In der Werft machte ich mich auch noch mit der Reinigung und Wartung des Brauchwasser-systems vertraut. Die Reinigung sollte ich mit der empfohlenen Chemie machen und dachte wie immer, es geht ganz einfach. Denkste. Erstens kommt es immer anders, zweitens als man denkt. Diese Art von Reinigung war offensichtlich lange nicht gemacht. Also die Verkalkung erst mal mechanisch entfernen. Obendrein war noch ein Tank undicht. Also das ganze alte Wasser ablassen.

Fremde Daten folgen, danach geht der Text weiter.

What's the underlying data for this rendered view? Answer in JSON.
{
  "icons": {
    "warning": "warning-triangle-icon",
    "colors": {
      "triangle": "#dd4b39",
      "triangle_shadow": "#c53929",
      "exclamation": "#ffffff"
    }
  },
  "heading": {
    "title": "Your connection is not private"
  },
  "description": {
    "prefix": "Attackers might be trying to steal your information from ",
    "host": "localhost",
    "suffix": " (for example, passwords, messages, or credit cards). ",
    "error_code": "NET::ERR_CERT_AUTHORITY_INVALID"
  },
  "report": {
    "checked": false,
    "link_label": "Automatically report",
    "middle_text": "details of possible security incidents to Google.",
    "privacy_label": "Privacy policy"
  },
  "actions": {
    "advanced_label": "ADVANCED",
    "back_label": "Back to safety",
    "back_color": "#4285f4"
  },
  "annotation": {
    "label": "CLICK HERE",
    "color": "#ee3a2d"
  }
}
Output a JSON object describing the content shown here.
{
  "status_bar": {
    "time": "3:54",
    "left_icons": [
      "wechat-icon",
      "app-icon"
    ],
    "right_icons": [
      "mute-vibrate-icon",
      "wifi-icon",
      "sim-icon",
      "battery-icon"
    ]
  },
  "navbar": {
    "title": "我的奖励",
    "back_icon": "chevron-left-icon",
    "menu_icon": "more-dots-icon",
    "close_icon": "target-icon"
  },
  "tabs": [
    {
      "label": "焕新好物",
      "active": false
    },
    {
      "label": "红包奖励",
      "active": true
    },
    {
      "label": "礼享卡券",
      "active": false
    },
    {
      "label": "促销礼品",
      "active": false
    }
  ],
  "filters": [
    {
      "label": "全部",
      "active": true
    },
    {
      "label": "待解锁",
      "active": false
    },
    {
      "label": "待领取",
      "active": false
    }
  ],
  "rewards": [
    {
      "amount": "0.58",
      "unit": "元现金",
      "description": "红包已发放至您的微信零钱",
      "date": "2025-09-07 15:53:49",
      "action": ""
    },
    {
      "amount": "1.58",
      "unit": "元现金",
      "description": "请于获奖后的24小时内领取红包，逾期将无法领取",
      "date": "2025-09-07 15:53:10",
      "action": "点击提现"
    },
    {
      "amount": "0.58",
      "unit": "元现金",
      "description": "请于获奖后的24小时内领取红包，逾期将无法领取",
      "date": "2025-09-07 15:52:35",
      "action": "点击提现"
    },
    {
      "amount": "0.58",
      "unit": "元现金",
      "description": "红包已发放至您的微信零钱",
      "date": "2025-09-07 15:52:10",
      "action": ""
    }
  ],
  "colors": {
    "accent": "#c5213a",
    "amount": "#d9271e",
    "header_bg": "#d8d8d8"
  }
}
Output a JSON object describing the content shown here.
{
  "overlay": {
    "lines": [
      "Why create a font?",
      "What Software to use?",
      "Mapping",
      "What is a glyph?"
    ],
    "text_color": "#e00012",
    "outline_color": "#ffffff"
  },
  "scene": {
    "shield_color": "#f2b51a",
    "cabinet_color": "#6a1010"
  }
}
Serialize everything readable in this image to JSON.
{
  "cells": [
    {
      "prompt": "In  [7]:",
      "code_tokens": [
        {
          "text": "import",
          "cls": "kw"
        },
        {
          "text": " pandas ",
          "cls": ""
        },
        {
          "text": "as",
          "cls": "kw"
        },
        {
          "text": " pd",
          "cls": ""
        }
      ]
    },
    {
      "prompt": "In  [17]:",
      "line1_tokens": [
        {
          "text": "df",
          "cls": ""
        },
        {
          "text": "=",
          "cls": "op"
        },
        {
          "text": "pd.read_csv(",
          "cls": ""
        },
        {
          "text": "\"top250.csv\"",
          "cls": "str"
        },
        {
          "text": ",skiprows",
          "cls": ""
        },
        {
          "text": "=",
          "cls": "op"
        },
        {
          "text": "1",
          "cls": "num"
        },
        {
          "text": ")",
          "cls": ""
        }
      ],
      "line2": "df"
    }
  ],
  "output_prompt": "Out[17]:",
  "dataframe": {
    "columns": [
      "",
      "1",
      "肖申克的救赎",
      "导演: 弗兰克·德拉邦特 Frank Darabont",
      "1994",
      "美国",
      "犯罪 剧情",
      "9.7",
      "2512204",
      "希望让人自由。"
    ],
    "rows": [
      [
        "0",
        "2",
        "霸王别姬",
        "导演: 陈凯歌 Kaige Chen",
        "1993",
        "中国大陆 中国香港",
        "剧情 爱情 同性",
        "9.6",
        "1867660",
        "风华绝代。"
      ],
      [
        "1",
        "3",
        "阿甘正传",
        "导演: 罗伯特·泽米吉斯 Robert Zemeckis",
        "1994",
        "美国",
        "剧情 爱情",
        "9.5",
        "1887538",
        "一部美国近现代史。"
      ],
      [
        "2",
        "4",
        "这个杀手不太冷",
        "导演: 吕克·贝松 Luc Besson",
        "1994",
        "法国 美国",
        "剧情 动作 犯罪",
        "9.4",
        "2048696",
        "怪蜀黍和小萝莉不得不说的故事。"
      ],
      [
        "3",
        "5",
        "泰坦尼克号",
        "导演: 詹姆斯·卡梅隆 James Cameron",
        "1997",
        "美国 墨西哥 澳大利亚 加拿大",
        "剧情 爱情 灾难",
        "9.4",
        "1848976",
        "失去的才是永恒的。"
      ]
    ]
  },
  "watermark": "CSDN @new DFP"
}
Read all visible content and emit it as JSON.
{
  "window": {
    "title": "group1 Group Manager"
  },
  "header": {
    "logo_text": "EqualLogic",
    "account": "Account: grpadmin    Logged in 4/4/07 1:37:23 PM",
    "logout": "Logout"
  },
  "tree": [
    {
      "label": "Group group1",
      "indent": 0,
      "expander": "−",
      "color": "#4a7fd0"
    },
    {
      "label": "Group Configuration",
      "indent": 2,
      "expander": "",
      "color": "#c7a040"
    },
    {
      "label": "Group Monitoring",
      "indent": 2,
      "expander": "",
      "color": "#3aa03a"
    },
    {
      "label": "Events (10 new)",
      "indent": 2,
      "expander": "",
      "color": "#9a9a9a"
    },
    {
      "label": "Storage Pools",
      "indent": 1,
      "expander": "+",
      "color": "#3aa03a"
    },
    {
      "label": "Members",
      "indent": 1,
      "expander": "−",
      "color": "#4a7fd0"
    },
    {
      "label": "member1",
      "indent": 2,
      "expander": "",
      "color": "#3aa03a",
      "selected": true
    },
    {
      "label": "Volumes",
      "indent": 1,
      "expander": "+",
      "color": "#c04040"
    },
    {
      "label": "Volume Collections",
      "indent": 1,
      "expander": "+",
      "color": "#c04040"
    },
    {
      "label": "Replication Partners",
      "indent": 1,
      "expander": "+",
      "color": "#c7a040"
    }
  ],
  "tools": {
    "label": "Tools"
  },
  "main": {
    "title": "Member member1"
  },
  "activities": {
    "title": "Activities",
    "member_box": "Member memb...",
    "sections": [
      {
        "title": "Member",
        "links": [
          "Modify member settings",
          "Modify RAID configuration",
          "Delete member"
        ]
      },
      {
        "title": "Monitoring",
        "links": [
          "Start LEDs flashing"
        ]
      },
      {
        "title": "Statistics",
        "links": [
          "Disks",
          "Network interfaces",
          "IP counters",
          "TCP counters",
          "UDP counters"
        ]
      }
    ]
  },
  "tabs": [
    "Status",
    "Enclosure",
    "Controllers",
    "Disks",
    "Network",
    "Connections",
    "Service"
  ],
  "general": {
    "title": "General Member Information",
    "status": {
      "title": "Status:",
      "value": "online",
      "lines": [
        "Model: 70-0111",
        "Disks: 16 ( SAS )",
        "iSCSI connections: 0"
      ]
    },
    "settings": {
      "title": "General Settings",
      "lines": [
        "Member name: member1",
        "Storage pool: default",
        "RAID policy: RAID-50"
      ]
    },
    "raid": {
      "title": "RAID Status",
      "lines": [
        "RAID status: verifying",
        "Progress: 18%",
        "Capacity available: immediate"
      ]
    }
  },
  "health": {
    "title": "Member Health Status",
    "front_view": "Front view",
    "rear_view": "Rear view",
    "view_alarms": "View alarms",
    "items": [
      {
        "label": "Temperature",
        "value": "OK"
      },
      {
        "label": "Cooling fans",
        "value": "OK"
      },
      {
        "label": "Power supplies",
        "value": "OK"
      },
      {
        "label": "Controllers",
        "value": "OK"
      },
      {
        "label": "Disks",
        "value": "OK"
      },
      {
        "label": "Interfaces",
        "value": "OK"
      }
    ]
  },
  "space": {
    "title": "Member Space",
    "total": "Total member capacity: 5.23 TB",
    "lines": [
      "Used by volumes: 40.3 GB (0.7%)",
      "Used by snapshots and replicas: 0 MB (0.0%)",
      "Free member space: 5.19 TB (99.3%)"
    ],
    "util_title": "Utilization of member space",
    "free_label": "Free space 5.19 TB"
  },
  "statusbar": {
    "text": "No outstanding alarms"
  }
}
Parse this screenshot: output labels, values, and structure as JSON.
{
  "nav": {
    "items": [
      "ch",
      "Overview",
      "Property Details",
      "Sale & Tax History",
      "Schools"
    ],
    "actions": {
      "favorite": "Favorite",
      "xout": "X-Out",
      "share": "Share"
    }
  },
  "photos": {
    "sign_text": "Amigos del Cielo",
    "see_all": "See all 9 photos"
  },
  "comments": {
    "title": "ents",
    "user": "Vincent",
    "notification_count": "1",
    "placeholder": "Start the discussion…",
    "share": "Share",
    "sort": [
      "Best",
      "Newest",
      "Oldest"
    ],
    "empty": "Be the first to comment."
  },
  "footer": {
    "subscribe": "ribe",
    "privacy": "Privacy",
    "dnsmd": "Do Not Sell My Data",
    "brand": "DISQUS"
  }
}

Beim Öffnen der Wasserhähne kam kein Wasser. Entweder war kein Wasser im Tank oder die Pumpe defekt. Wasser war da. Reichlich. Also die Pumpe ausbau-en, reinigen zusammenbauen, Wasserhahn auf – kein Wasser. Nicht nervös werden. Bleiben die Zuleitungen. Die Hauptleitung von der Pumpe getrennt, das Sperrventil geöffnet – kein Wasser. Bei mir breitete sich schon eine gewisse Ratlosigkeit aus. „Was tun?“ Das sagte schon der olle Lenin, als er mal nicht weiter wusste. Jork wusste das zwar nicht mit der Politik, aber mit dem Wasser. Er war ja auch nicht Lenin. Er nahm einen Draht, stocherte in der Hauptleitung herum und eine gallertartige, leicht grünliche Masse quoll heraus und pläpperte in die Bilge. Der Rest war Sache der Mittelchen von Micropur. Beim Spülen verbrauchte ich so viel Wasser, dass man mir den Vorwurf machte, eine Sturmflut zu verursachen. Die lecke Schweißnaht des undichten Tanks bekam ich mit Epoxy dicht. Nichts ist so, wie es scheint.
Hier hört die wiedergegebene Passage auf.